Altea 08-04-2015 17.55.15

che strani esseri..o armi mortali..nemmeno le preghiere del frate sono riuscite a sconfiggere gli Inferi..ma sono certa Ardea troverà il modo per salvarlo. ;)

Clio 13-04-2015 00.23.00

Finalmente un po' di tempo per leggere le avventure di Ardea!
Quel frate se la starà vedendo davvero brutta con quelle bestiacce...
Ma concordo con lady Altea, i nostri eroi troveranno il modo di salvarlo ;)

Galgan 13-04-2015 16.07.39

Invero, la figura di Ardea risulta gradita anche alla mia piccina (anche se lo chiama "Aldea":smile:), ed ama sentire le sue storie.
Un doppio ringraziamento, quindi, buon Guisgard.

Guisgard 14-04-2015 01.30.51

Sono io che ringrazio tutti voi, che leggete ed apprezzate le antiche imprese di Ardea.
E naturalmente un grazie speciale va anche alla dolcissima principessina di sir Galgan :smile:

Guisgard 15-04-2015 01.39.20

“<<E' questa la regione, è questo il suolo e il clima>> disse allora l'Arcangelo perduto, <<è questa sede che abbiamo guadagnato contro il cielo, questo dolente buio contro la luce celestiale?>>”

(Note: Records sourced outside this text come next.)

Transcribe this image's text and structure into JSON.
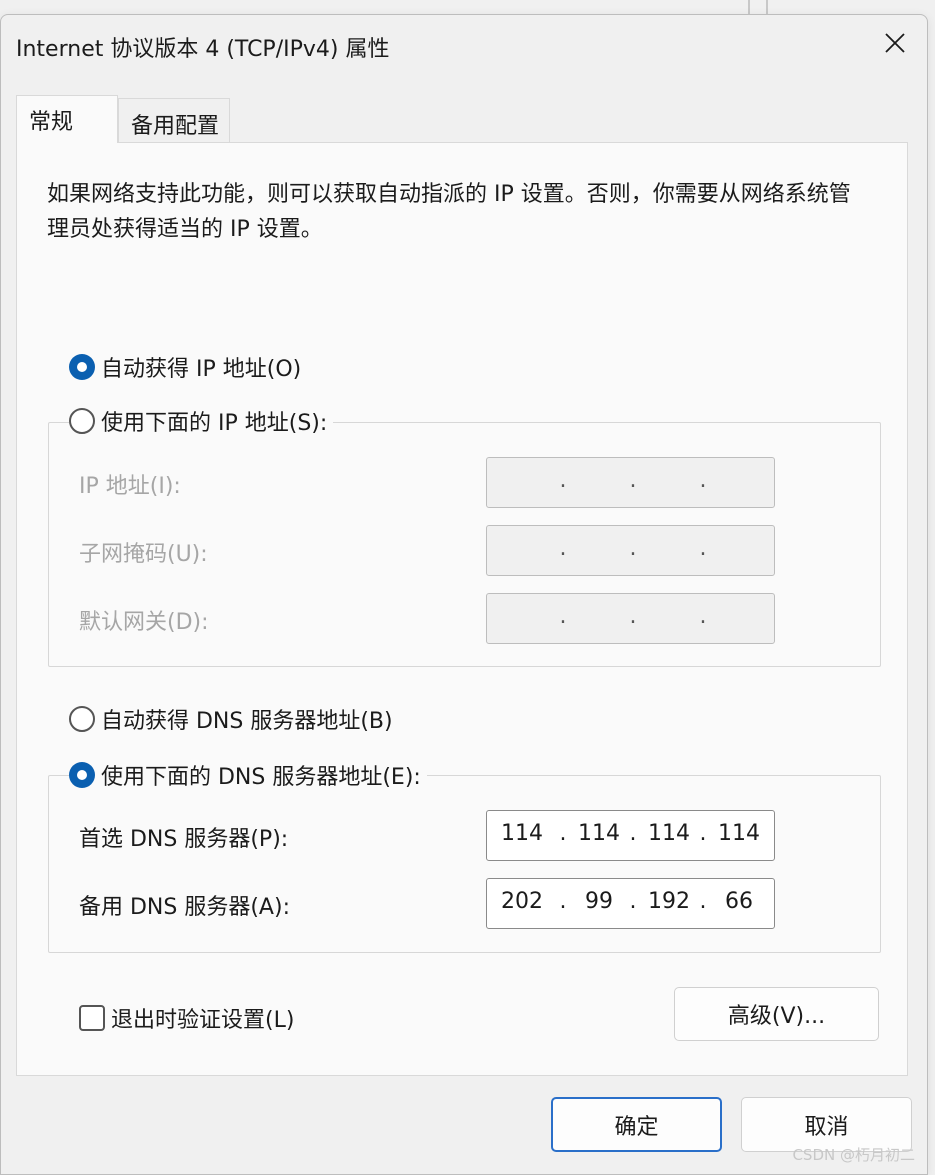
{
  "dialog": {
    "title": "Internet 协议版本 4 (TCP/IPv4) 属性"
  },
  "tabs": [
    {
      "label": "常规",
      "active": true
    },
    {
      "label": "备用配置",
      "active": false
    }
  ],
  "general": {
    "description": "如果网络支持此功能，则可以获取自动指派的 IP 设置。否则，你需要从网络系统管理员处获得适当的 IP 设置。",
    "ip_mode": {
      "auto_label": "自动获得 IP 地址(O)",
      "manual_label": "使用下面的 IP 地址(S):",
      "selected": "auto"
    },
    "ip_fields": {
      "ip_label": "IP 地址(I):",
      "mask_label": "子网掩码(U):",
      "gateway_label": "默认网关(D):",
      "ip_value": [
        "",
        "",
        "",
        ""
      ],
      "mask_value": [
        "",
        "",
        "",
        ""
      ],
      "gateway_value": [
        "",
        "",
        "",
        ""
      ]
    },
    "dns_mode": {
      "auto_label": "自动获得 DNS 服务器地址(B)",
      "manual_label": "使用下面的 DNS 服务器地址(E):",
      "selected": "manual"
    },
    "dns_fields": {
      "preferred_label": "首选 DNS 服务器(P):",
      "alternate_label": "备用 DNS 服务器(A):",
      "preferred_value": [
        "114",
        "114",
        "114",
        "114"
      ],
      "alternate_value": [
        "202",
        "99",
        "192",
        "66"
      ]
    },
    "validate_label": "退出时验证设置(L)",
    "validate_checked": false,
    "advanced_label": "高级(V)..."
  },
  "footer": {
    "ok_label": "确定",
    "cancel_label": "取消"
  },
  "watermark": "CSDN @朽月初二",
  "colors": {
    "accent": "#0a5fb0",
    "primary_button_border": "#2a6fc9",
    "disabled_text": "#a6a6a6"
  }
}
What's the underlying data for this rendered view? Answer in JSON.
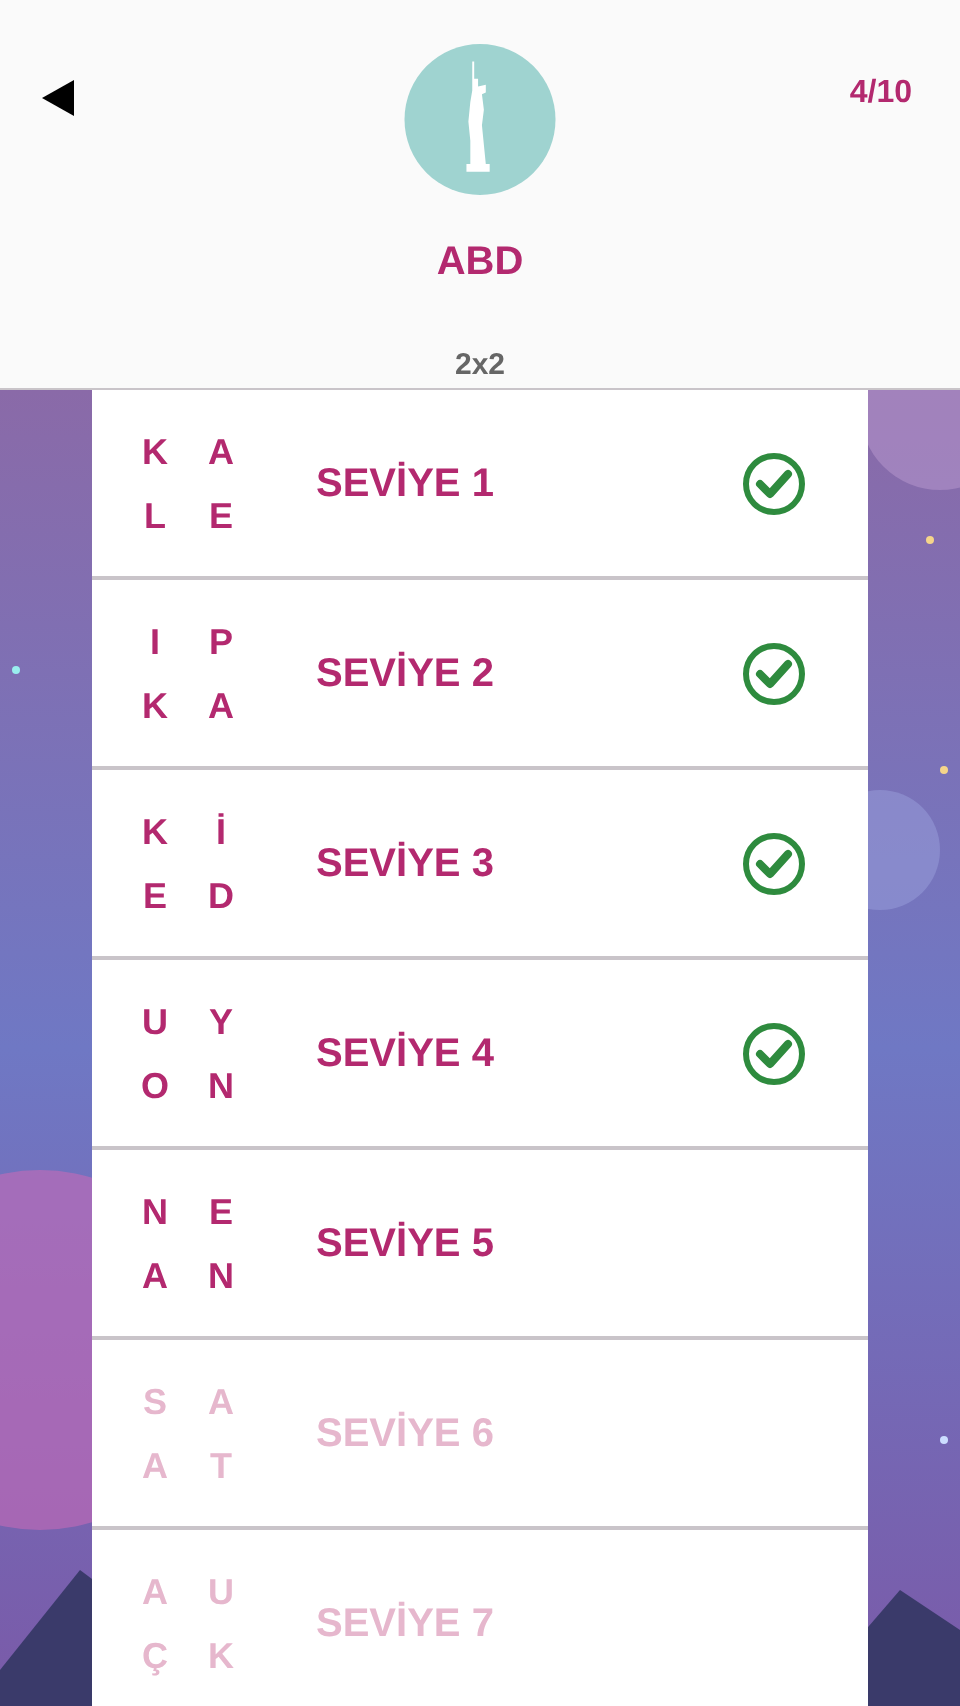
{
  "header": {
    "title": "ABD",
    "progress": "4/10",
    "grid_size": "2x2"
  },
  "levels": [
    {
      "letters": [
        "K",
        "A",
        "L",
        "E"
      ],
      "title": "SEVİYE 1",
      "completed": true,
      "locked": false
    },
    {
      "letters": [
        "I",
        "P",
        "K",
        "A"
      ],
      "title": "SEVİYE 2",
      "completed": true,
      "locked": false
    },
    {
      "letters": [
        "K",
        "İ",
        "E",
        "D"
      ],
      "title": "SEVİYE 3",
      "completed": true,
      "locked": false
    },
    {
      "letters": [
        "U",
        "Y",
        "O",
        "N"
      ],
      "title": "SEVİYE 4",
      "completed": true,
      "locked": false
    },
    {
      "letters": [
        "N",
        "E",
        "A",
        "N"
      ],
      "title": "SEVİYE 5",
      "completed": false,
      "locked": false
    },
    {
      "letters": [
        "S",
        "A",
        "A",
        "T"
      ],
      "title": "SEVİYE 6",
      "completed": false,
      "locked": true
    },
    {
      "letters": [
        "A",
        "U",
        "Ç",
        "K"
      ],
      "title": "SEVİYE 7",
      "completed": false,
      "locked": true
    }
  ]
}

(John Milton, Paradiso Perduto)



Davanti a quella scena Biago si sentì avvilito.
I falchi si erano dimostrate creature quasi di un altro mondo.
Un mondo oscuro, malvagio e sacrilego.
“Non è il momento di abbattersi...” disse Ardea, spronandolo “... presto, o faranno strage del frate!”
Questi infatti era ai piedi della sua mensa, impaurito, a balbettare preghiere per salvarsi.
I due falchi, allora, si lanciarono di nuovo in picchiata e raggiunsero la scrofa, cominciando poi a maciullarla con gli artigli ed a strapparne le carni con i loro becchi.
Ardea, comprendendo che quello era il momento di agire, raggiunse la brace ancora calda dove avevano cotto la scrofa ed iniziò ad intingere nel grasso colato tra le pietre e la cenere le sue frecce.
Quelle che erano state forgiate dalle armi del malvagio Govarola.
Portò poi le frecce sui tizzoni ancora ardenti della brace e diede loro fuoco.
Mirò così alle carni della scrofa e in un attimo quel pasto prese fuoco, avvolgendo in rapide fiamme i due terrificanti rapaci.
In principio i due uccelli tentarono la fuga, col primo però che non riuscì neanche a spiccare il volo, tanto erano consumate le sue ali e con il secondo che, alzatosi per pochi metri, fu subito raggiunto da un altro dardo di Ardea che gli spaccò in due un'ala, facendolo cadere pesantemente al suolo.
Il cavaliere allora si tolse il mantello e raggiunse prima un falco, poi l'altro, spegnendo le fiamme che li stavano carbonizzando.
“Perchè?” Stupito Biago. “Lasciali bruciare!”
“Ci servono vivi.” Fissandolo il cavaliere.
“Perchè mai?” Domandò lo scudiero.
“Vedrai.” Rispose Ardea. “Andiamo dal frate ed accertiamoci che stia bene.”
I due, così, raggiunsero il religioso per sincerarsi delle sue condizioni.
“Come state?” Aiutandolo ad alzarsi Ardea.
“Oh, Signore...” mormorò ancora scosso il religioso “... Bontà Divina...” scuotendo il capo.
“Su, che state benissimo.” Sorridendo Biago.
“Ma...” farfugliò il frate “... ma cos'erano? Demoni?”
“Erano falchi.” Spiegò Ardea. “E voi siete stato coraggiosissimo. Senza di voi sarebbero ancora in volo a terrorizzare la contrada.”
“Non esistono falchi simili...” incredulo il religioso “... non possono esserci animali tanto mostruosi... nessun Testo Sacro li cita...”
“Nei Vangeli” fece Ardea “Nostro Signore scaccia i demoni... perchè sono una realtà.”
A quelle parole del cavaliere, il religioso chinò il capo ed annuì, per poi farsi il Segno della Croce ed iniziare a recitare i Divini Misteri del Santo Rosario.
Essendo Mercoledì erano dunque i Divini Misteri Gloriosi quelli che il frate recitava.
E lo scorrere del Santo Rosario fra le dita del religioso pareva scandire un inquietante conto alla rovescia, dopo il quale, Ardea ben intuiva, la Questione avrebbe mostrato il suo vero volto.
Per questo l'eroe eponimo di tutti i Taddeidi cercava con lo sguardo il castello che dominava l'intera contrada.
Da esso infatti sarebbe giunto il vero nemico da affrontare in quella terribile impresa.
http://www.wallpaperfly.com/thumbnai...may.net_83.jpg

Clio 15-04-2015 02.22.03

Sempre ingegnoso il nostro Ardea! :smile:
La faccenda si fa sempre più interessante....

Altea 15-04-2015 17.34.23

Sempre arguto Ardea..questa è la sua miglior arma..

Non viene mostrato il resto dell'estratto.